Kids never care who their friends are, until the adults say: Don't play with them, they are not the same with us. *Mind boggling*
Well Lon, I daresay you are considerable younger than either my father or Costello were. We are talking about the early 1900s here. They were also boy scouts together. Needless to say that as they grew into their teenage years, each pursued different paths in life and hardly remained friends beyond boyhood. No big deal.
And I am talking about the early 40's when Lou Costello & Bud Abbott were making movies and had apopular radio program.
One of our High School friends was a Jewish guy named Harvey. His family owned Levy's bakery with the best breads you would ever want to eat. Harvey was wannabee gentile. We would get together at his house to play penny ante poker forming a group of 3 Poles and a Jew. He had to leave a private school because of performance, I think only so he could attend public school with his buddies where he was an A student. We all spent a lot of time in his garage trying convert his yellow Dodge convertible with a slush box into a stick. We ended up cutting a big hole in the floor in the attempted transmission change, so when we gave up because we didn't know what we were doing, we drove around with a hole in the floor with which to watch the pavement under the car whiz by. Poor Harvey died by choking on pizza while still in High School. We all liked him.
I never knew the difference or even thought about it. Still not curious. Many Eastern Europeans settled in our area. Many kids had complicated last names, but they didn't seem unusual at the time. Didn't even think about that, until I happened to look at our class yearbook not long ago and noticed the names. There was a Russian Orthodox cemetery in our neighborhood, but it belonged to a church downtown, or so I was told.
Most of my boarding schoolmates were Anglo Saxon tho I do recall the odd Asian and those bearing European surnames. @Lon Tanner. You are most probably aware that Costello is not an Italian name even tho it certainly sounds like one. Fooled me until I read its derivations are Irish.

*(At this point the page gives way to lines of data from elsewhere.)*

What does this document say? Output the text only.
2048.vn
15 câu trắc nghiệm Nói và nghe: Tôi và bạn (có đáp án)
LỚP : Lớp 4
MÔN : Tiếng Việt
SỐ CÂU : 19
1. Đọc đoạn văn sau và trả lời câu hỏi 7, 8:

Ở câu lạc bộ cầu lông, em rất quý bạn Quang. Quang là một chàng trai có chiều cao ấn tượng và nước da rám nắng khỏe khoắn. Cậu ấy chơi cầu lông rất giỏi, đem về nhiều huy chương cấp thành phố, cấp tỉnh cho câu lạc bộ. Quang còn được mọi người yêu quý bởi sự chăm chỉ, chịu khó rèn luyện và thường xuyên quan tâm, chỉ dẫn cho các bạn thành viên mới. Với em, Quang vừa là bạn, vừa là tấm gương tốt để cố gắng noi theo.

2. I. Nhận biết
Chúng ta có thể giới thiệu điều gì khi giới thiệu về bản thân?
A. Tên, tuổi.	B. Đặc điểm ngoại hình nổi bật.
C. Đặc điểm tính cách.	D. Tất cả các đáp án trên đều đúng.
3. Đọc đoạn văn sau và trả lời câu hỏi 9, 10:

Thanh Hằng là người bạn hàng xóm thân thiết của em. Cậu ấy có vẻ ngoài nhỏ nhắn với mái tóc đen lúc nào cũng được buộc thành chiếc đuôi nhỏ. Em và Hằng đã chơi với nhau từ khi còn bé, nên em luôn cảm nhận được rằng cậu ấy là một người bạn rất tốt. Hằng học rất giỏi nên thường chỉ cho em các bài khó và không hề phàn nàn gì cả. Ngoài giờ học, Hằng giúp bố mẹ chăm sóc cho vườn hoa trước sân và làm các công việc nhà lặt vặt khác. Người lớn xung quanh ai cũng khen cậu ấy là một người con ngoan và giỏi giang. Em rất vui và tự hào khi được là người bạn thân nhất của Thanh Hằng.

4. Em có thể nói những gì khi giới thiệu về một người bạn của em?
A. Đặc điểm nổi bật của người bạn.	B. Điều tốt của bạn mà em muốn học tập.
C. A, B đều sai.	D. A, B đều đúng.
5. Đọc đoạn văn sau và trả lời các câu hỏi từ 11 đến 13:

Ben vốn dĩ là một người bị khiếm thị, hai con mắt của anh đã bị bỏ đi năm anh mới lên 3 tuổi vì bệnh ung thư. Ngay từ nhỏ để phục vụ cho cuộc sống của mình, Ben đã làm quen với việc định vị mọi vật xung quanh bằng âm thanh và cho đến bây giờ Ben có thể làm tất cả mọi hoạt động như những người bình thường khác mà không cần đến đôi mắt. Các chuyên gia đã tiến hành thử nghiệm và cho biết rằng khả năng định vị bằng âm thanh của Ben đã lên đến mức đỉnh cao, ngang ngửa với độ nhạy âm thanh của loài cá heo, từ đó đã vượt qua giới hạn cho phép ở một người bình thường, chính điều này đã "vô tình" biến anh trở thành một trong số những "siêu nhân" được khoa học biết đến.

Ditto. But we did have Cajun neighbors from Louisiana who referred to themselves as "coonass". They were also Catholic... gasp.
My neighborhood was about 70% Jewish. Most Catholics went to the Catholic school, and we never mixed, for the most part. My classmates were about the same mix as my neighborhood. Then came White Flight! My neighborhood went from 100% white to 87% black in under four year's time. I adjusted, I got along. I'm a better person for that experience in my teen years, no doubt.
That I did not know Lois. He looked very swarthy Italian. Wonder why he changed it. Lived in a large Irish American neiborhood perhaps. Did you bring Bess Barber and Micki Pembroke back with you @Beth Gallagher
Many people in show business changed their names to something that was either anglo/saxon or Irish sounding. Seemed as though it was more acceptable to the public at large.